Près de 150.000 personnes ont déjà réussi à fuir préventivement la zone que doit en principe traverser Biparjoy face aux risques d'inondations et de "destruction totale" anticipée de certains édifices.
Biparjoy, qui signifie "désastre" en bengali, continue de remonter la mer d'Arabie.
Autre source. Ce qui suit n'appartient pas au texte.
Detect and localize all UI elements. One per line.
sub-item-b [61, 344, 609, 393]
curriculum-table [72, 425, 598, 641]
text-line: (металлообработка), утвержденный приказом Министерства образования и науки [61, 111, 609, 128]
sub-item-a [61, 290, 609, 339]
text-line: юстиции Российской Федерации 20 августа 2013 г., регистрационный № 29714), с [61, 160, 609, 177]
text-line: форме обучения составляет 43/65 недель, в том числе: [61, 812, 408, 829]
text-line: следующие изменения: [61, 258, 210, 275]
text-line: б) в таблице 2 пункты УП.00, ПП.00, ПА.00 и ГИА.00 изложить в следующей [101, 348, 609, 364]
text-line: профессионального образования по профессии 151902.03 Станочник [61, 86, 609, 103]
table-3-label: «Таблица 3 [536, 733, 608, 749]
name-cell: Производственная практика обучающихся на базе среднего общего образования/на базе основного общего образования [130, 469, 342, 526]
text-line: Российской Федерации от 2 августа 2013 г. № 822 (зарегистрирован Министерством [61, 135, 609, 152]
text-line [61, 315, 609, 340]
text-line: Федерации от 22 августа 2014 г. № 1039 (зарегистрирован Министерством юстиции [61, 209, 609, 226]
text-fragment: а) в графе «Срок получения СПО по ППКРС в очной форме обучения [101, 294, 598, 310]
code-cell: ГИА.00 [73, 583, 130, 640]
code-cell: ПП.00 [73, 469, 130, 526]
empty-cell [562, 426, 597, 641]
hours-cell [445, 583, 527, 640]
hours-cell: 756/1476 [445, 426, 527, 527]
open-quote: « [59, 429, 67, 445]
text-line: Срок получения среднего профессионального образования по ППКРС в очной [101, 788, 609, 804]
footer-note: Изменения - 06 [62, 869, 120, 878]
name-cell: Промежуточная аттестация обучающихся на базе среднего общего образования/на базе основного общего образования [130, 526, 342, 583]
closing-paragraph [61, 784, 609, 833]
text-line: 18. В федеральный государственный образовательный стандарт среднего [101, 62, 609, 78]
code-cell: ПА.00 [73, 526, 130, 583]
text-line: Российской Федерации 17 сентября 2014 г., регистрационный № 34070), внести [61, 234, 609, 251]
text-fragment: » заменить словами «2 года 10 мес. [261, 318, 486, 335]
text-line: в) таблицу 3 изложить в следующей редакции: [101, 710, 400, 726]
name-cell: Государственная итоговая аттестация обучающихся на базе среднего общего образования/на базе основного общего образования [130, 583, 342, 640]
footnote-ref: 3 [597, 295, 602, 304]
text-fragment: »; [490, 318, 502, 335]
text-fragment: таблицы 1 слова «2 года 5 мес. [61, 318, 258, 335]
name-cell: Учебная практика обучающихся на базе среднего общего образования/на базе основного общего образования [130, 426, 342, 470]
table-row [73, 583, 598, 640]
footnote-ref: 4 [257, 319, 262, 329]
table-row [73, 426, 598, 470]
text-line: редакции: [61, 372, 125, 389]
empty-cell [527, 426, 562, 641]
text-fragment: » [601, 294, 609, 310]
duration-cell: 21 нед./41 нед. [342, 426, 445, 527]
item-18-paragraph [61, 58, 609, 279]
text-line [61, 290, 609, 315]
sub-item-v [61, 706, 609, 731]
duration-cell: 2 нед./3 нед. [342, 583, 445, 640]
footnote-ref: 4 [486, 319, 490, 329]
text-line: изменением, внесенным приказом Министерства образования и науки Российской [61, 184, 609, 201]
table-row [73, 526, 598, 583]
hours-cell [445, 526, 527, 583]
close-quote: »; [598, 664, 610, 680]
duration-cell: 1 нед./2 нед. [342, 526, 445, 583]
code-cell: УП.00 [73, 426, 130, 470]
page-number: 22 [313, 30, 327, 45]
Il est attendu jeudi plutôt en fin de journée.
Jayantha Bhai, un commerçant de 35 ans de la ville balnéaire indienne de Mandvi, a confié à l'AFP jeudi matin ses craintes pour la sécurité de sa famille. "C'est la première fois que je suis confronté à un cyclone", a déclaré ce père de trois garçons âgés de 8 à 15 ans, qui avait prévu de se cloîtrer dans sa petite maison en béton adossée à son échoppe.
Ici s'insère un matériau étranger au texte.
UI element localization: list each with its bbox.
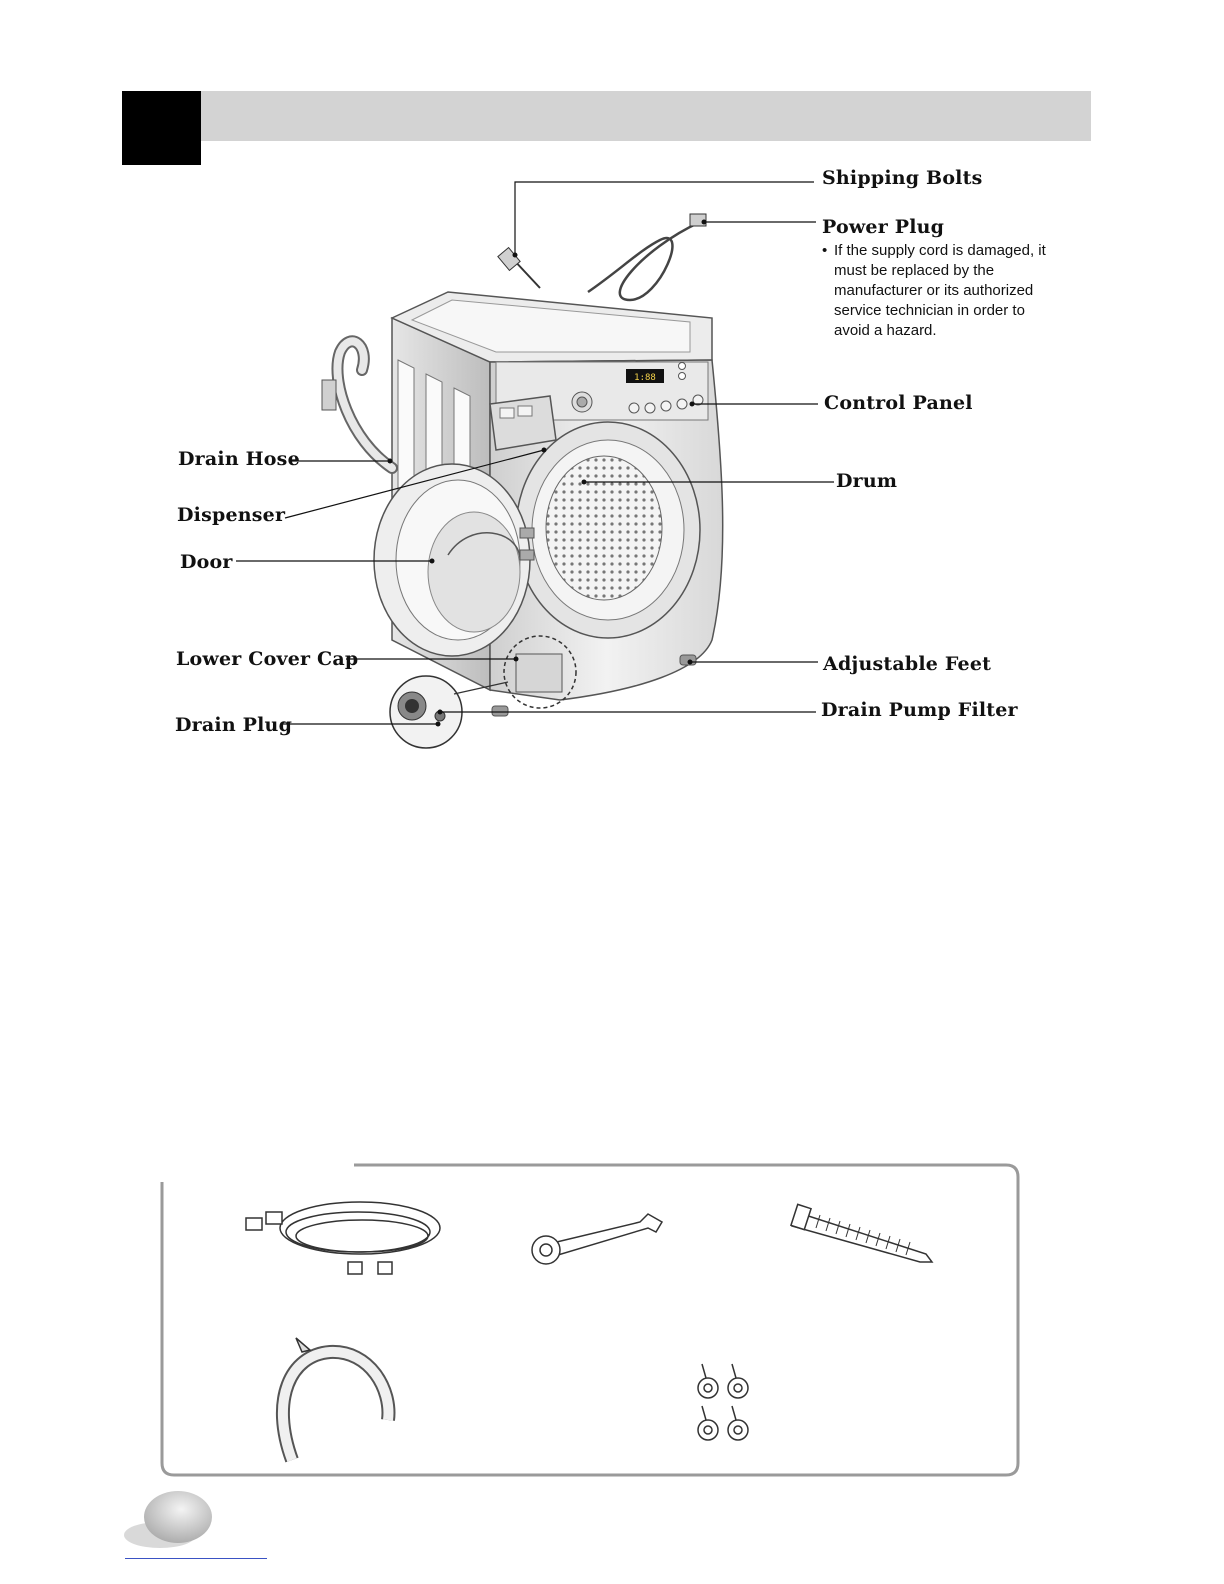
note-text: If the supply cord is damaged, it must be replaced by the manufacturer or its authorized service technician in order to avoid a hazard. bbox=[834, 242, 1046, 339]
label-lower-cover-cap: Lower Cover Cap bbox=[176, 648, 359, 670]
label-door: Door bbox=[180, 551, 233, 573]
label-adjustable-feet: Adjustable Feet bbox=[823, 653, 992, 675]
label-drain-hose: Drain Hose bbox=[178, 448, 300, 470]
label-drain-pump-filter: Drain Pump Filter bbox=[821, 699, 1018, 721]
label-drain-plug: Drain Plug bbox=[175, 714, 293, 736]
label-control-panel: Control Panel bbox=[824, 392, 973, 414]
label-drum: Drum bbox=[836, 470, 898, 492]
label-shipping-bolts: Shipping Bolts bbox=[822, 167, 983, 189]
label-dispenser: Dispenser bbox=[177, 504, 286, 526]
footer-link-line bbox=[125, 1558, 267, 1559]
label-power-plug: Power Plug bbox=[822, 216, 945, 238]
svg-text:1:88: 1:88 bbox=[634, 373, 656, 383]
note-bullet: • bbox=[822, 242, 828, 259]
"C'est la nature, nous ne pouvons pas nous battre contre elle", admet-il sous une pluie battante.
Les agences météorologiques de l'Inde et du Pakistan prévoient "un cyclone très violent".
- Ecoles transformées en abris -
En Inde, le gouvernement du Gujarat a déclaré que 75.000 personnes avaient quitté les zones côtières et basses pour s'abriter.
La ministre pakistanaise du Changement climatique, Sherry Rehman, a déclaré mercredi que 73.000 personnes avaient été déplacées des zones côtières du sud-est et hébergées dans 75 camps de secours.
"C'est un cyclone comme le Pakistan n'en a jamais connu", a-t-elle déclaré aux journalistes.
De nombreuses zones touchées sont les mêmes qui ont été inondées lors de la mousson catastrophique de l'année dernière qui a plongé un tiers du Pakistan sous l'eau, endommageant deux millions de maisons et tuant plus de 1.700 personnes.
"Tout est le résultat du changement climatique", estime Mme Rehman.
Les vagues pourraient atteindre des hauteurs de 3,5 mètres qui risquent d'inonder une partie de la mégapole de Karachi, qui abrite environ 20 millions d'habitants.
"Ce qui nous préoccupe c'est de savoir comment nous allons nourrir nos enfants après le passage du cyclone", s'inquiète Wilayat Bibi, 80 ans, réfugié dans un camp installé dans la ville voisine de Badin.
"Si nos bateaux sont démolis, si nos cabanes sont en miettes, nous resterons sans ressources", déplore-t-il.
- "Nous sommes terrifiés" -
Mercredi soir, à une courte distance du port indien de Jakhau, environ 200 personnes du district de Kutch se sont regroupées dans un petit centre de santé de plain-pied. Ici, nombreux sont ceux qui s'inquiètent pour le bétail laissé derrière eux dans leurs fermes.
Dhal Jetheeben Ladhaji, un pharmacien, a affirmé qu'une dizaine d'hommes étaient restés sur place pour s'occuper de centaines d'animaux qui sont indispensables à la subsistance de la communauté.
"Nous sommes terrifiés, nous ne savons pas ce qui va se passer ensuite", s'épanche pour l'AFP M. Ladhaji, 40 ans.
Les cyclones sont fréquents dans cette région de l'océan Indien, où vivent des dizaines de millions de personnes. Mais les scientifiques expliquent que ces phénomènes gagnent en puissance en raison du réchauffement climatique.
L'un d'entre eux, le climatologue à l'Institut indien de météorologie tropicale, Roxy Mathew Koll, a déclaré à l'AFP que les cyclones puisent leur énergie dans les eaux chaudes et que les températures de surface dans la mer d'Oman étaient de 1,2 à 1,4 degré Celsius plus élevées qu'il y a quatre décennies.
"Le réchauffement rapide de la mer d'Oman, associé au réchauffement climatique, a tendance à augmenter le flux de chaleur de l'océan vers l'atmosphère et à favoriser des cyclones plus intenses", a-t-il résumé.